Memo – We want to help Nigeria’s junta ‘any way we can’

7 July 1967
On 7 July 1967, the British government decided to explain apologetically to Major-General Yakubu ‘Jack’ Gowon, the leader of Nigeria’s military junta, that although it strongly sympathised with his efforts to crush any attempt by the persecuted Igbo population of Biafra to secede as an independent state, it would be diplomatically awkward to agree immediately to his entire shopping list of military equipment. A confidential memo from the Commonwealth Office to Downing Street noted that ‘we want to help the Federal (Military) Government any way we can.’ However Wilson’s government realised that Gowon’s request for fast patrol boats and ground attack aircraft, if met and made public, would be an open acknowledgement of British involvement in the conflict.1
It was therefore decided initially that beyond the fulfillment of substantial existing military contracts, the only immediate additional support to the Junta would be the provision of anti-aircraft guns as well as training in their use. However, as one British diplomat noted , ‘they could also take on an offensive role if mounted in an invasion fleet.’2 This escalation of British military support for the Federal Military Government occurred on the day war broke out over Biafra’s attempt to secede, and was soon followed by a flood of additional equipment and ammunition, including, within days, a promise to supply the fast patrol boats. Wilson’s government knew these would be used to impose a crippling blockade on Biafra, whose population was critically dependent on food imports. The Foreign Office also realised that any conflict would predictably lead to atrocities against the hated Igbos as well as the likelihood of famine. Therefore, every measure was taken to keep British military support unexposed to unwelcome publicity.

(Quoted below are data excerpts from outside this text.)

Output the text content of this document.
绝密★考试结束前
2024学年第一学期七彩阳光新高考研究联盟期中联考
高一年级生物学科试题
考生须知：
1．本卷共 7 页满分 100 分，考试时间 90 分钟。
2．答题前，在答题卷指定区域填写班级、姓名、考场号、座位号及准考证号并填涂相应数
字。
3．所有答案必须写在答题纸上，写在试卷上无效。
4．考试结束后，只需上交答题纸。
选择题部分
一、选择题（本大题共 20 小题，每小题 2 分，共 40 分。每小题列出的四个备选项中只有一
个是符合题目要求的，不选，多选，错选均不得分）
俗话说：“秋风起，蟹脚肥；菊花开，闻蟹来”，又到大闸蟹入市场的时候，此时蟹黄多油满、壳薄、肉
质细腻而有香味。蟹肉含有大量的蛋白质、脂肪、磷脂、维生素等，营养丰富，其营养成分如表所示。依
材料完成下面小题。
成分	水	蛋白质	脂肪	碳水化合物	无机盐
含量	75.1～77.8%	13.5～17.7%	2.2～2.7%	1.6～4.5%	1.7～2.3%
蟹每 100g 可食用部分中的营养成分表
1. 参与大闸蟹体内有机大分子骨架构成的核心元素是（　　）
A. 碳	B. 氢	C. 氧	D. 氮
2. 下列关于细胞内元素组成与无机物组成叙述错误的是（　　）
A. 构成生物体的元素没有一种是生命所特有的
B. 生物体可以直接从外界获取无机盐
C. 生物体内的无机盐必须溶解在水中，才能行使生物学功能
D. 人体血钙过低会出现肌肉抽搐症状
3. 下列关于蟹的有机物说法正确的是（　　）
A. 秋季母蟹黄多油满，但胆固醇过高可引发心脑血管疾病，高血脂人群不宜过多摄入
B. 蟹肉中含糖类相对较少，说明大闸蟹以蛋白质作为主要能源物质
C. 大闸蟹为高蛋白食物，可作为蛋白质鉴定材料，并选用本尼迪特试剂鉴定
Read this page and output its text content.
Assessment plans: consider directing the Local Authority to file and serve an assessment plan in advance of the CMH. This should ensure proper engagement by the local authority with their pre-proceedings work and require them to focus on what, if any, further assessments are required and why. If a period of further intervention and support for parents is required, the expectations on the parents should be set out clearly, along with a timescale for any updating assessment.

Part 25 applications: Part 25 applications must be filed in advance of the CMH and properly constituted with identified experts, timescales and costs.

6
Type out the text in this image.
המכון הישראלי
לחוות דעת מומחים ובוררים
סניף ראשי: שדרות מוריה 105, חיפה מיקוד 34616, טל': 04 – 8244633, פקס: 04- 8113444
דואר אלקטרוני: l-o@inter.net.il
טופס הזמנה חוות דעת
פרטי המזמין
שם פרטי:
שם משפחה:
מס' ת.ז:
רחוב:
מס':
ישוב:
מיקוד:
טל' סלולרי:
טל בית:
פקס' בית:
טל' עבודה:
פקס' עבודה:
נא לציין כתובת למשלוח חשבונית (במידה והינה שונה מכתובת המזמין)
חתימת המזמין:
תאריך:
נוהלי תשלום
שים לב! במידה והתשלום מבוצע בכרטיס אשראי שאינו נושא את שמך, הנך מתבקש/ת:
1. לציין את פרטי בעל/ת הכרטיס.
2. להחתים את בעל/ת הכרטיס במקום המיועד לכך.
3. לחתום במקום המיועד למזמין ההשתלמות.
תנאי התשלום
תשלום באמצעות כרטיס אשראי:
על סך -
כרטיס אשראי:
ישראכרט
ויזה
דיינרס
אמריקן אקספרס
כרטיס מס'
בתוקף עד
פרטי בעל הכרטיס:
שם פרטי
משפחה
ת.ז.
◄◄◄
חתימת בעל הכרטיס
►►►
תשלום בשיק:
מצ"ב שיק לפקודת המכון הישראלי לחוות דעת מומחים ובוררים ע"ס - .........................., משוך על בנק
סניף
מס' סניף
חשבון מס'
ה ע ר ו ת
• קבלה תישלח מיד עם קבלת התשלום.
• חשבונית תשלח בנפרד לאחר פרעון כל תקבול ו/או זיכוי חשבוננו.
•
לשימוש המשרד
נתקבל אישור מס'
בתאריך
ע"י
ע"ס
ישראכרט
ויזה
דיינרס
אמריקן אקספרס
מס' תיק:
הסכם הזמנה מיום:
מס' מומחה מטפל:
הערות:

Sir David Hunt, the British High Commissioner in Lagos, was so concerned that he urged London ‘to use civil aircraft’ for transporting the guns and other military supplies, so that ‘there would be no publicity.’3 His advice was hastily adopted. According to Frederick Forsyth, in The Biafra Story: The Making of An African Legend, ‘lorryloads of shells and bullets sped through the night in covered trucks to Gatwick Airport, where they were given permission to ride round the taxi-track… in order to load up at a secret bay on the far side of the field.’4
FOOTNOTES
- Mark Curtis, Unpeople: Britain’s Secret Human Rights Abuses, Vintage, London 2004 p. 171
- Ibid p. 272
- Ibid p. 272
- Frederick Forsyth, The Biafra Story: The Making of An African Legend, Pen and Sword Military, Barnsley, 2015 p. 161.